The interpretation given in the paper is differentiated rather than generic. CoT matters most for complex connectivity reasoning. MICL is especially helpful when wiring is visually messy or ambiguous. Intent reasoning is described as the most critical robustness mechanism because it corrects branch-level errors and mitigates single-point failure. The difficult cases 13–15 remain solvable only under the full framework, which the authors use as evidence that the modules are complementary rather than redundant (Qin et al., 22 Apr 2026).
Several limitations are explicitly acknowledged. Performance depends materially on the capability of the underlying MLLM; GPT-5 is markedly stronger than the other evaluated models. Finite context windows constrain how many branches and how much tool history can be used, motivating context compression and truncation. Additional branches could improve coverage but would increase input length, computational cost, and redundancy. Even after LLM-based parameter-space compression, Bayesian Optimization can still fail to reach targets within limited iterations on hard cases. The evaluation scope is 15 circuits, and no claim of universal coverage is made. Because the framework is designed for full automation, upstream extraction errors can still propagate downstream (Qin et al., 22 Apr 2026).

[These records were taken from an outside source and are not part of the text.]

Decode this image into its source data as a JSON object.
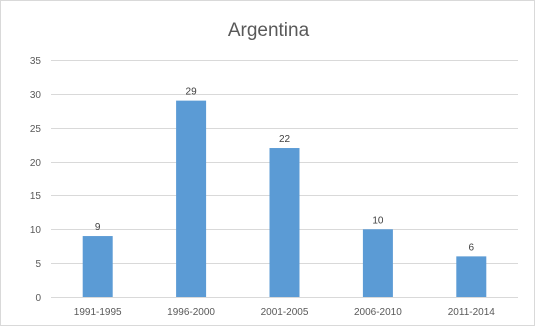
{
  "chart_data": {
    "type": "bar",
    "title": "Argentina",
    "categories": [
      "1991-1995",
      "1996-2000",
      "2001-2005",
      "2006-2010",
      "2011-2014"
    ],
    "values": [
      9,
      29,
      22,
      10,
      6
    ],
    "data_labels": [
      "9",
      "29",
      "22",
      "10",
      "6"
    ],
    "y_ticks": [
      "0",
      "5",
      "10",
      "15",
      "20",
      "25",
      "30",
      "35"
    ],
    "ylim": [
      0,
      35
    ],
    "grid": true,
    "bar_color": "#5b9bd5",
    "grid_color": "#d9d9d9",
    "xlabel": "",
    "ylabel": ""
  }
}
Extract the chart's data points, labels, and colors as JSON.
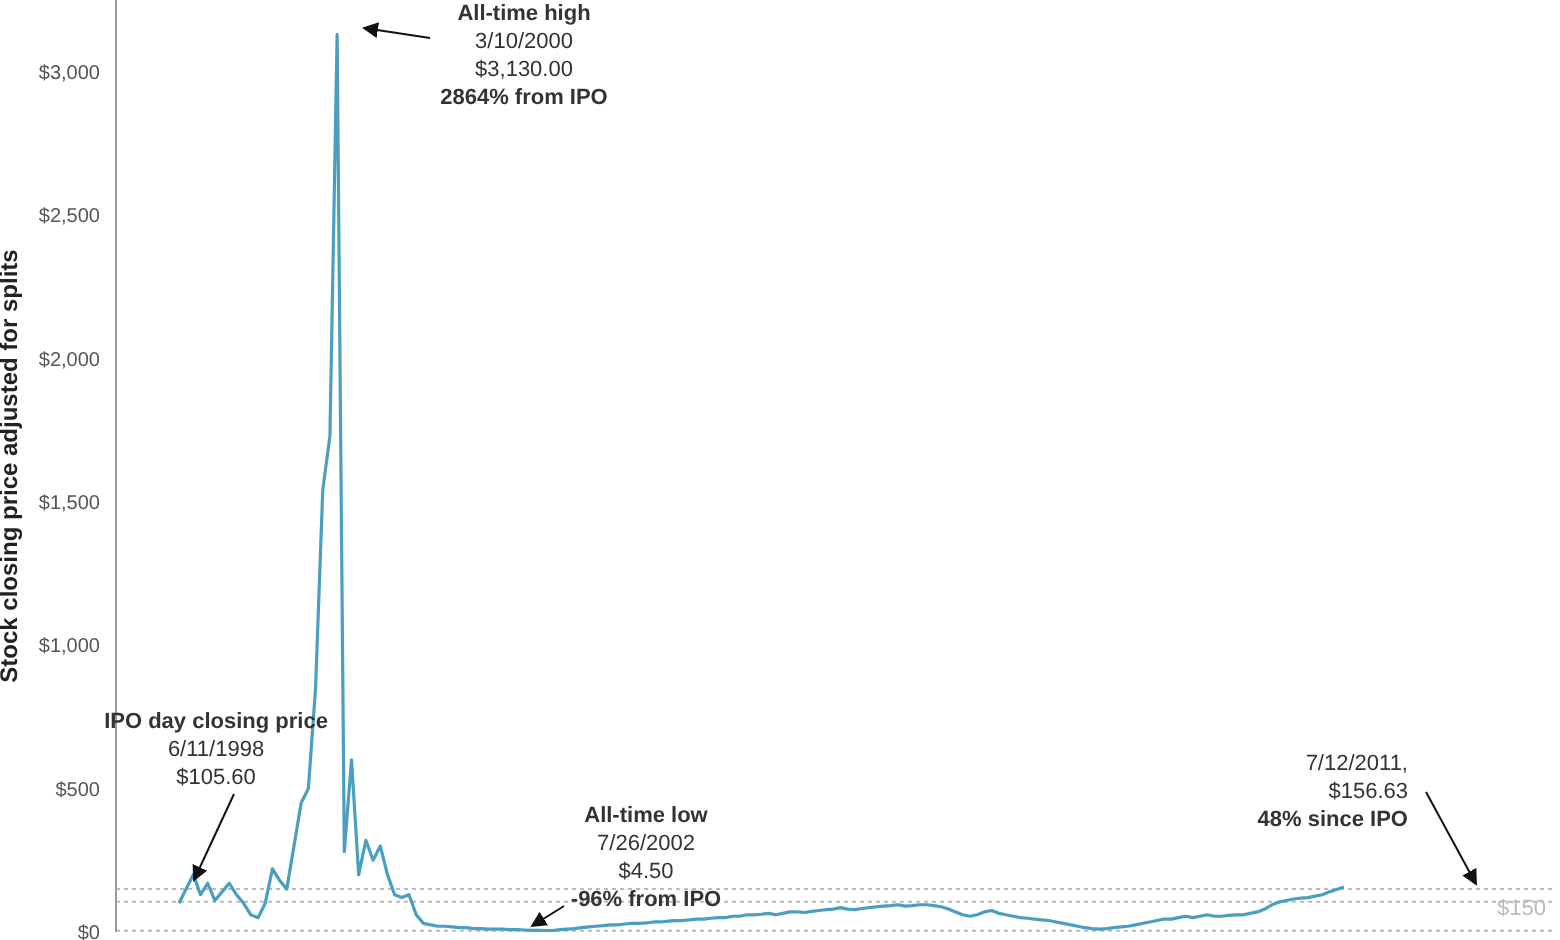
{
  "chart_data": {
    "type": "line",
    "ylabel": "Stock closing price adjusted for splits",
    "categories": [
      null,
      null,
      null,
      null,
      null,
      null,
      null,
      null,
      null,
      null,
      null,
      null,
      null,
      null,
      null,
      null,
      null,
      null,
      null,
      null,
      null,
      null,
      null,
      null,
      null,
      null,
      null,
      null,
      null,
      null,
      null,
      null,
      null,
      null,
      null,
      null,
      null,
      null,
      null,
      null,
      null,
      null,
      null,
      null,
      null,
      null,
      null,
      null,
      null,
      null,
      null,
      null,
      null,
      null,
      null,
      null,
      null,
      null,
      null,
      null,
      null,
      null,
      null,
      null,
      null,
      null,
      null,
      null,
      null,
      null,
      null,
      null,
      null,
      null,
      null,
      null,
      null,
      null,
      null,
      null,
      null,
      null,
      null,
      null,
      null,
      null,
      null,
      null,
      null,
      null,
      null,
      null,
      null,
      null,
      null,
      null,
      null,
      null,
      null,
      null,
      null,
      null,
      null,
      null,
      null,
      null,
      null,
      null,
      null,
      null,
      null,
      null,
      null,
      null,
      null,
      null,
      null,
      null,
      null,
      null,
      null,
      null,
      null,
      null,
      null,
      null,
      null,
      null,
      null,
      null,
      null,
      null,
      null,
      null,
      null,
      null,
      null,
      null,
      null,
      null,
      null,
      null,
      null,
      null,
      null,
      null,
      null,
      null,
      null,
      null,
      null,
      null,
      null,
      null,
      null,
      null,
      null,
      null,
      null,
      null,
      null,
      null,
      null
    ],
    "series": [
      {
        "color": "#4a9fc0",
        "values": [
          100,
          150,
          200,
          130,
          170,
          110,
          140,
          170,
          130,
          100,
          60,
          50,
          100,
          220,
          180,
          150,
          300,
          450,
          500,
          850,
          1540,
          1730,
          3130,
          280,
          600,
          200,
          320,
          250,
          300,
          200,
          130,
          120,
          130,
          60,
          30,
          25,
          20,
          20,
          18,
          15,
          15,
          12,
          12,
          10,
          10,
          10,
          8,
          8,
          7,
          6,
          6,
          5,
          5,
          8,
          10,
          12,
          15,
          18,
          20,
          22,
          25,
          25,
          28,
          30,
          30,
          32,
          35,
          35,
          38,
          40,
          40,
          42,
          45,
          45,
          48,
          50,
          50,
          55,
          55,
          60,
          60,
          62,
          65,
          60,
          65,
          70,
          70,
          68,
          72,
          75,
          78,
          80,
          85,
          80,
          78,
          82,
          85,
          88,
          90,
          92,
          95,
          90,
          92,
          95,
          95,
          92,
          88,
          80,
          70,
          60,
          55,
          60,
          70,
          75,
          65,
          60,
          55,
          50,
          48,
          45,
          42,
          40,
          35,
          30,
          25,
          20,
          15,
          12,
          10,
          12,
          15,
          18,
          20,
          25,
          30,
          35,
          40,
          45,
          45,
          50,
          55,
          50,
          55,
          60,
          55,
          55,
          58,
          60,
          60,
          65,
          70,
          80,
          95,
          105,
          110,
          115,
          118,
          120,
          125,
          130,
          140,
          148,
          157
        ]
      }
    ],
    "ylim": [
      0,
      3250
    ],
    "yticks": [
      {
        "value": 0,
        "label": "$0"
      },
      {
        "value": 500,
        "label": "$500"
      },
      {
        "value": 1000,
        "label": "$1,000"
      },
      {
        "value": 1500,
        "label": "$1,500"
      },
      {
        "value": 2000,
        "label": "$2,000"
      },
      {
        "value": 2500,
        "label": "$2,500"
      },
      {
        "value": 3000,
        "label": "$3,000"
      }
    ],
    "ref_lines": [
      {
        "axis": "y",
        "value": 150,
        "label": "$150",
        "color": "#bbbbbb",
        "line_style": "dotted"
      },
      {
        "axis": "y",
        "value": 105.6,
        "label": null,
        "color": "#bbbbbb",
        "line_style": "dotted"
      },
      {
        "axis": "y",
        "value": 4.5,
        "label": null,
        "color": "#bbbbbb",
        "line_style": "dotted"
      }
    ],
    "annotations": [
      "All-time high\n3/10/2000\n$3,130.00\n2864% from IPO",
      "IPO day closing price\n6/11/1998\n$105.60",
      "All-time low\n7/26/2002\n$4.50\n-96% from IPO",
      "7/12/2011,\n$156.63\n48% since IPO"
    ],
    "marker": "none",
    "line_style": "solid"
  }
}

The broader significance of AnalogMaster lies in its attempt to unify stages that previous systems typically separated. AutoAmp automates educational amplifier synthesis and LTSpice export (Patri et al., 2012); iVAMS 2.0 accelerates optimization and behavioral simulation through ANN metamodels in Verilog-AMS (Mohanty et al., 2019); hypernetwork-based inverse design addresses topology generation and value refinement for canonical two-port linear circuits (Rotman et al., 2019); AnalogGym standardizes evaluation (Li et al., 2024). AnalogMaster’s contribution is to connect visual schematic understanding, topology extraction, sizing optimization, placement, and routing within one workflow. A plausible implication is that its primary novelty is not any single algorithmic primitive, but the explicit coupling of multimodal reasoning with classical analog optimization and layout synthesis under an end-to-end success criterion (Qin et al., 22 Apr 2026).